As progress continues to be made on LGBT rights, the T (transgender), is unfortunately overlooked and is often misunderstood. Talbot, a musician and activist. has been "out" as trans for six years.
Talbot's first suggestion in her interview is to simply listen to transgender individuals.
"Step one is to listen to us. It really is that simple.
When I've spoken to the media about [using the phrase 'born in the wrong body'] before and made a specific point of saying 'Please don't use this phrase to describe me, and here's why…' this request has been ignored, as that phrase is so culturally ingrained now as to be the go-to shorthand, but it's a long way from the full story and I think it's time we moved on."
Her second piece of advice for cisgender members of the community is to be thoughtful about the types of questions they ask. If it's not a question that's socially appropriate, don't ask it. Asking about genitals is one such question that typically should be avoided.
"I started a temp role at the end of July last year and on the very first day, at the very first break time and after I'd known [my new team leader] for a grand total of two hours, she asked me –in front of several other people- if I'd had "the op". She even made a "down there" gesture with her hands.
So I then had to explain as politely as I could (first day, remember) that actually that's a really personal question. Do you ask everyone you meet about their genitals?"
Third, Talbot says it's okay to ask about preferred pronouns, so long as it's done so politely and respectfully.

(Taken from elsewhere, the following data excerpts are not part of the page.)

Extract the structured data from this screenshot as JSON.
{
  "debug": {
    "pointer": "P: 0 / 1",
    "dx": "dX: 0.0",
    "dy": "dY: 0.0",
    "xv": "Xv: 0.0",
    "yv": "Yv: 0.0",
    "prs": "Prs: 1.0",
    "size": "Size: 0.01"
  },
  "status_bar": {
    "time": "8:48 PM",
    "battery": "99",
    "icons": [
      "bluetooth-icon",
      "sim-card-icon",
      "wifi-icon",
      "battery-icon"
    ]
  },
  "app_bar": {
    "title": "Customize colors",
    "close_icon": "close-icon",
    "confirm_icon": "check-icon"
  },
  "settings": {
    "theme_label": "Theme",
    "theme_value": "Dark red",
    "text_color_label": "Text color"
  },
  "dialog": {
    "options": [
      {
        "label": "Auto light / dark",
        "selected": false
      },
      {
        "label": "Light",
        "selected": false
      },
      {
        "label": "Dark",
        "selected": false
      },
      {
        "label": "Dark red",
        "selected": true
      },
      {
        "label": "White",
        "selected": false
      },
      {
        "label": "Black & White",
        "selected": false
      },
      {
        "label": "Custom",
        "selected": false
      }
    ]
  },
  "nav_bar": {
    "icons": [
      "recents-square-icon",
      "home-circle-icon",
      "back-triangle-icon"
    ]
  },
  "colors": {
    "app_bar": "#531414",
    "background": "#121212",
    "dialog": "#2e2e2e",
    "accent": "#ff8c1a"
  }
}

"Think of asking a cis woman if she'd prefer Ms. or Mrs., for example. Please try not to make any assumptions and if you're unsure of someone's pronoun, it's usually considered polite to ask '"What pronoun do you use?'" Everyone has their own way of expressing and dealing with being trans and there are as many different experiences as there are trans people."
Number 4: every transgender person's life experiences are as unique as they are.
"Saying to a trans person –who has almost certainly lost sleep, thought long and hard about gender dysphoria and may well have thought of or attempted suicide; who has spent every waking moment for many many years dealing with having these feelings and has in all likelihood tried various ways of making it stop, from drink & drug abuse to putting a lot of effort into being a 'manly masculine manly straight man' even though deep down you know that's not going to fix it – "Oh. I just don't think you've thought about it enough. I mean, how do you know you're sure…?""
And finally, keep an open mind. Don't take offense if a trans person corrects something you say. It's for your own benefit. Talbot explains that only trans people get to decide what is and isn't offensive to trans people.
"There's a relative of mine who regularly gets my name wrong and/or pronoun wrong, but then when I try to correct them, the response is a haughty "Well it's difficult for us too, you know!" Is it. Is it really. Fascinating. See also; RuPaul. It's really disheartening to see so many gay men supporting RuPaul after several years of transphobic comments. When people point out how offensive this is, he doubles down and insists he isn't being transphobic, when really that's not a judgement he gets to make. I wouldn't insult a gay man in a similar way and then tell him it's not homophobic. It's not my place to do that, I don't get to make that decision. So you, Ru, don't get to decide what is and isn't offensive to the trans community."
These are easy, common sense steps everyone can take to help shape a more tolerant and inclusive world.